Фобия в чем-то сходна с табу, однако она уникальна и сокровенна: она умалчивает и о своих принципах, и о своих санкциях. Тот, кто страдает фобиями, чаще всего скрывает их как преступление. Что касается фетишизма, то он запрещает лишь то, что не подчиняется условиям наслаждения фетишем. Фетиш предельно изощряет умение наслаждаться, а потому его приходится хранить в тайне от других, передавая лишь непосредственно, с глазу на глаз, по секрету — от посвященного к посвященному. Фетиш не рождает ни связи, ни прорыва в новое; ослепленный фетишизмом взор создает метафору здесь и теперь, как место памяти о невозможном, о том, что угрожает нам всегда — даже когда кажется завоеванным и навсегда побежденным.
Само слово "табу" пришло к нам из тех далеких краев, которые изучались путешественниками в конце XVIII в[2]
. Оно обозначает те сдвиги, раны, зияния, которые возникли в западном культурном пространстве где-то между последними вскриками одержимых луденских монахинь[3]

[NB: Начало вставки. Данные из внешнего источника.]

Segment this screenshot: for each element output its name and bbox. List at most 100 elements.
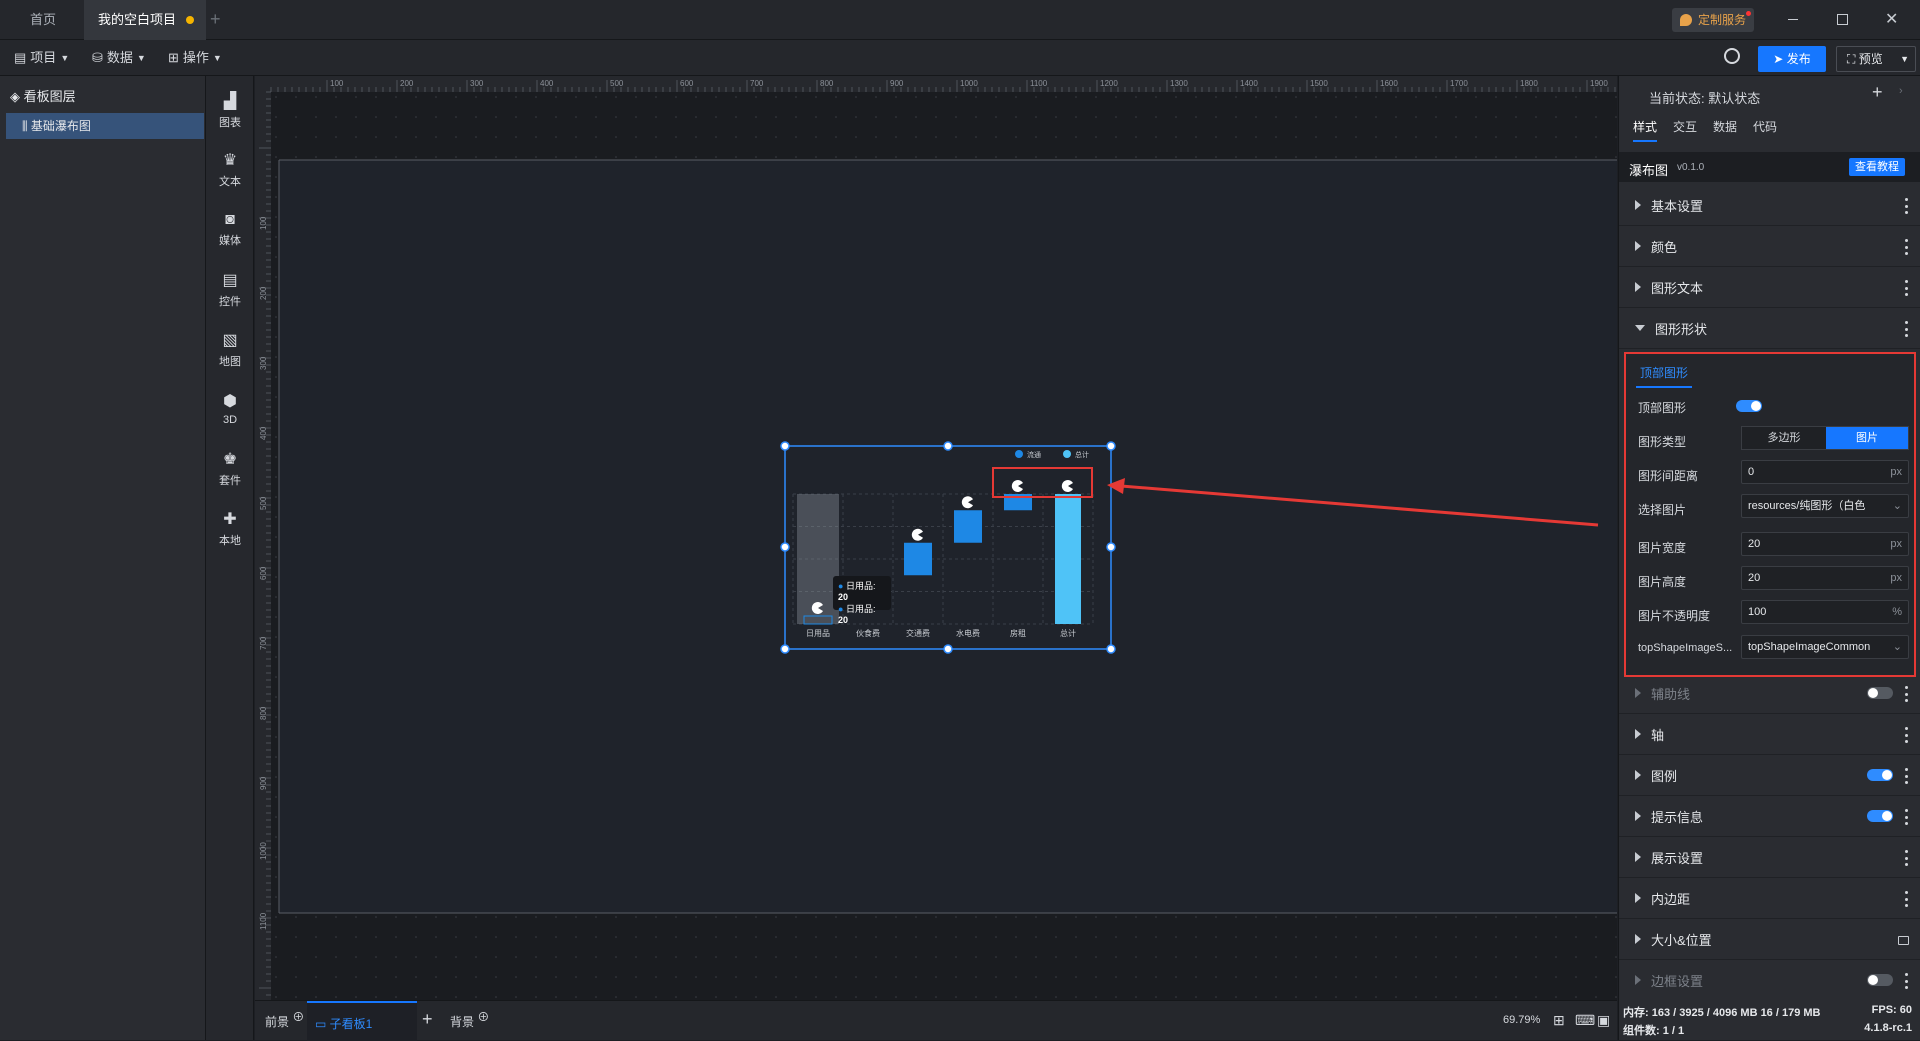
- tool-local[interactable]: ✚ 本地: [206, 499, 254, 557]
- more-icon[interactable]: [1905, 280, 1909, 296]
- add-board-icon[interactable]: +: [422, 1009, 433, 1030]
- shape-type-image[interactable]: 图片: [1826, 427, 1908, 449]
- custom-service-label: 定制服务: [1698, 13, 1747, 27]
- tool-text[interactable]: ♛ 文本: [206, 140, 254, 198]
- tab-code[interactable]: 代码: [1753, 118, 1777, 135]
- lock-icon[interactable]: [1898, 936, 1909, 945]
- section-legend[interactable]: 图例: [1619, 755, 1920, 796]
- fit-icon[interactable]: ⊞: [1553, 1012, 1565, 1029]
- tool-3d[interactable]: ⬢ 3D: [206, 379, 254, 437]
- add-tab-icon[interactable]: +: [210, 9, 221, 30]
- section-color[interactable]: 颜色: [1619, 226, 1920, 267]
- more-icon[interactable]: [1905, 768, 1909, 784]
- unsaved-dot-icon: [186, 16, 195, 24]
- canvas-area[interactable]: 100 200 300 400 500 600 700 800 900 1000 1100 1200 1…: [255, 76, 1617, 1000]
- section-tooltip[interactable]: 提示信息: [1619, 796, 1920, 837]
- section-guide[interactable]: 辅助线: [1619, 673, 1920, 714]
- ruler-label: 1200: [1100, 79, 1118, 88]
- opacity-input[interactable]: 100%: [1741, 600, 1909, 624]
- state-value[interactable]: 默认状态: [1708, 91, 1760, 106]
- restore-icon[interactable]: [1837, 14, 1848, 25]
- close-icon[interactable]: ✕: [1885, 9, 1898, 29]
- more-icon[interactable]: [1905, 727, 1909, 743]
- more-icon[interactable]: [1905, 891, 1909, 907]
- top-shape-toggle[interactable]: [1736, 400, 1762, 412]
- tool-kit[interactable]: ♚ 套件: [206, 439, 254, 497]
- section-border[interactable]: 边框设置: [1619, 960, 1920, 1000]
- ruler-label: 400: [259, 426, 268, 440]
- chevron-right-icon[interactable]: ›: [1899, 85, 1903, 97]
- menu-project[interactable]: ▤ 项目 ▼: [14, 40, 69, 76]
- menu-data[interactable]: ⛁ 数据 ▼: [92, 40, 146, 76]
- border-toggle[interactable]: [1867, 974, 1893, 986]
- image-width-input[interactable]: 20 px: [1741, 532, 1909, 556]
- add-state-icon[interactable]: +: [1872, 82, 1883, 103]
- tab-interaction[interactable]: 交互: [1673, 118, 1697, 135]
- tab-home[interactable]: 首页: [16, 0, 70, 40]
- layer-item[interactable]: ⫼ 基础瀑布图: [6, 113, 204, 139]
- tool-media[interactable]: ◙ 媒体: [206, 200, 254, 258]
- section-size[interactable]: 大小&位置: [1619, 919, 1920, 960]
- tool-chart[interactable]: ▟ 图表: [206, 81, 254, 139]
- tooltip-toggle[interactable]: [1867, 810, 1893, 822]
- tooltip-value: 20: [838, 592, 849, 602]
- image-style-select[interactable]: topShapeImageCommon ⌄: [1741, 635, 1909, 659]
- caret-down-icon: [1635, 325, 1645, 331]
- subtab-top-shape[interactable]: 顶部图形: [1636, 364, 1693, 388]
- menu-operate[interactable]: ⊞ 操作 ▼: [168, 40, 222, 76]
- gap-input[interactable]: 0 px: [1741, 460, 1909, 484]
- zoom-level[interactable]: 69.79%: [1503, 1014, 1540, 1026]
- more-icon[interactable]: [1905, 973, 1909, 989]
- section-axis[interactable]: 轴: [1619, 714, 1920, 755]
- more-icon[interactable]: [1905, 686, 1909, 702]
- tool-widget[interactable]: ▤ 控件: [206, 260, 254, 318]
- keyboard-icon[interactable]: ⌨: [1575, 1012, 1595, 1029]
- tab-style[interactable]: 样式: [1633, 118, 1658, 142]
- image-value: resources/纯图形（白色: [1748, 500, 1866, 512]
- image-style-value: topShapeImageCommon: [1748, 641, 1871, 653]
- more-icon[interactable]: [1905, 198, 1909, 214]
- search-icon[interactable]: [1724, 48, 1740, 64]
- sub-board-tab[interactable]: ▭ 子看板1: [307, 1001, 417, 1041]
- section-shape-text[interactable]: 图形文本: [1619, 267, 1920, 308]
- ruler-label: 1000: [259, 842, 268, 860]
- section-color-label: 颜色: [1651, 239, 1678, 255]
- section-basic[interactable]: 基本设置: [1619, 185, 1920, 226]
- ruler-label: 1800: [1520, 79, 1538, 88]
- image-height-input[interactable]: 20 px: [1741, 566, 1909, 590]
- gap-label: 图形间距离: [1638, 469, 1699, 483]
- image-label: 选择图片: [1638, 503, 1687, 517]
- more-icon[interactable]: [1905, 239, 1909, 255]
- section-padding-label: 内边距: [1651, 891, 1691, 907]
- section-display[interactable]: 展示设置: [1619, 837, 1920, 878]
- back-layer-tab[interactable]: 背景 ⊕: [450, 1010, 489, 1030]
- tutorial-button[interactable]: 查看教程: [1849, 158, 1905, 176]
- back-label: 背景: [450, 1015, 475, 1029]
- component-header: 瀑布图 v0.1.0 查看教程: [1619, 152, 1920, 182]
- bar: [1055, 494, 1081, 624]
- tool-widget-label: 控件: [219, 295, 241, 308]
- image-select[interactable]: resources/纯图形（白色 ⌄: [1741, 494, 1909, 518]
- preview-button[interactable]: ⛶ 预览 ▼: [1836, 46, 1916, 72]
- top-shape-label: 顶部图形: [1638, 401, 1687, 415]
- guide-toggle[interactable]: [1867, 687, 1893, 699]
- tool-map[interactable]: ▧ 地图: [206, 320, 254, 378]
- minimize-icon[interactable]: [1788, 19, 1798, 20]
- tab-data[interactable]: 数据: [1713, 118, 1737, 135]
- terminal-icon[interactable]: ▣: [1597, 1012, 1610, 1029]
- title-bar: 首页 我的空白项目 + 定制服务 ✕: [0, 0, 1920, 40]
- shape-type-polygon[interactable]: 多边形: [1742, 427, 1826, 449]
- custom-service-button[interactable]: 定制服务: [1672, 8, 1755, 32]
- tab-project[interactable]: 我的空白项目: [84, 0, 207, 40]
- ruler-label: 900: [890, 79, 904, 88]
- image-style-label: topShapeImageS...: [1638, 642, 1733, 654]
- board-tabs-bar: 前景 ⊕ ▭ 子看板1 + 背景 ⊕ 69.79% ⊞ ⌨ ▣: [255, 1000, 1617, 1041]
- section-padding[interactable]: 内边距: [1619, 878, 1920, 919]
- more-icon[interactable]: [1905, 321, 1909, 337]
- front-layer-tab[interactable]: 前景 ⊕: [265, 1010, 304, 1030]
- section-shape[interactable]: 图形形状: [1619, 308, 1920, 349]
- more-icon[interactable]: [1905, 850, 1909, 866]
- legend-toggle[interactable]: [1867, 769, 1893, 781]
- more-icon[interactable]: [1905, 809, 1909, 825]
- publish-button[interactable]: ➤ 发布: [1758, 46, 1826, 72]
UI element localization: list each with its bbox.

и грандиозной разверткой новых законодательств, учреждавших республики или демократии (или же все то, что было им противоположно). Табу — это закон, который еще не свободен от магии, но уже доступен истолкованию как другое нового, рационального закона. Табу — это разновидность безымянного закона, который постоянно грозил западной культуре и преследовал ее, словно призрак. Психоанализ, который, как известно, охотно заимствует любую попавшуюся под руку терминологию, нашел удачное применение (за рамками "примитивных" культур) и для термина "табу". А именно он внедрил табу в душу современного человека и раскрыл в ней не ведающее о себе самом наслаждение.
Табу, по определению Фрейда, есть то, что вызывает "священный ужас" (heiligerScheu)[4]
. Табу — это безымянный и беспричинный закон, который должен представлять и воплощать то, что само себя запрещает, причем не в силу религиозных заповедей или моральных предписаний. Прекрасный пример табу — психогенная анорексия: вся пища или же часть жизненно необходимой пищи оказывается для субъекта табуированной во имя магической, подчас губительной силы, которая, как ему кажется, в этой пище заключена. Это — священный ужас перед пищей как перед телом неведомого и недоступного бога. Фрейд обнаруживает в самом табу скрытый (и вызывающий у субъекта стыд) источник наслаждения — такого наслаждения (и такого отказа), от которого не свободен даже наш категорический императив, каким бы "чистым" он ни казался. Ведь именно запретное и вытесненное наслаждение придает силу нашим законам. Фрейдовский анализ показывает, что все попытки разорвать табу и моральный закон[5]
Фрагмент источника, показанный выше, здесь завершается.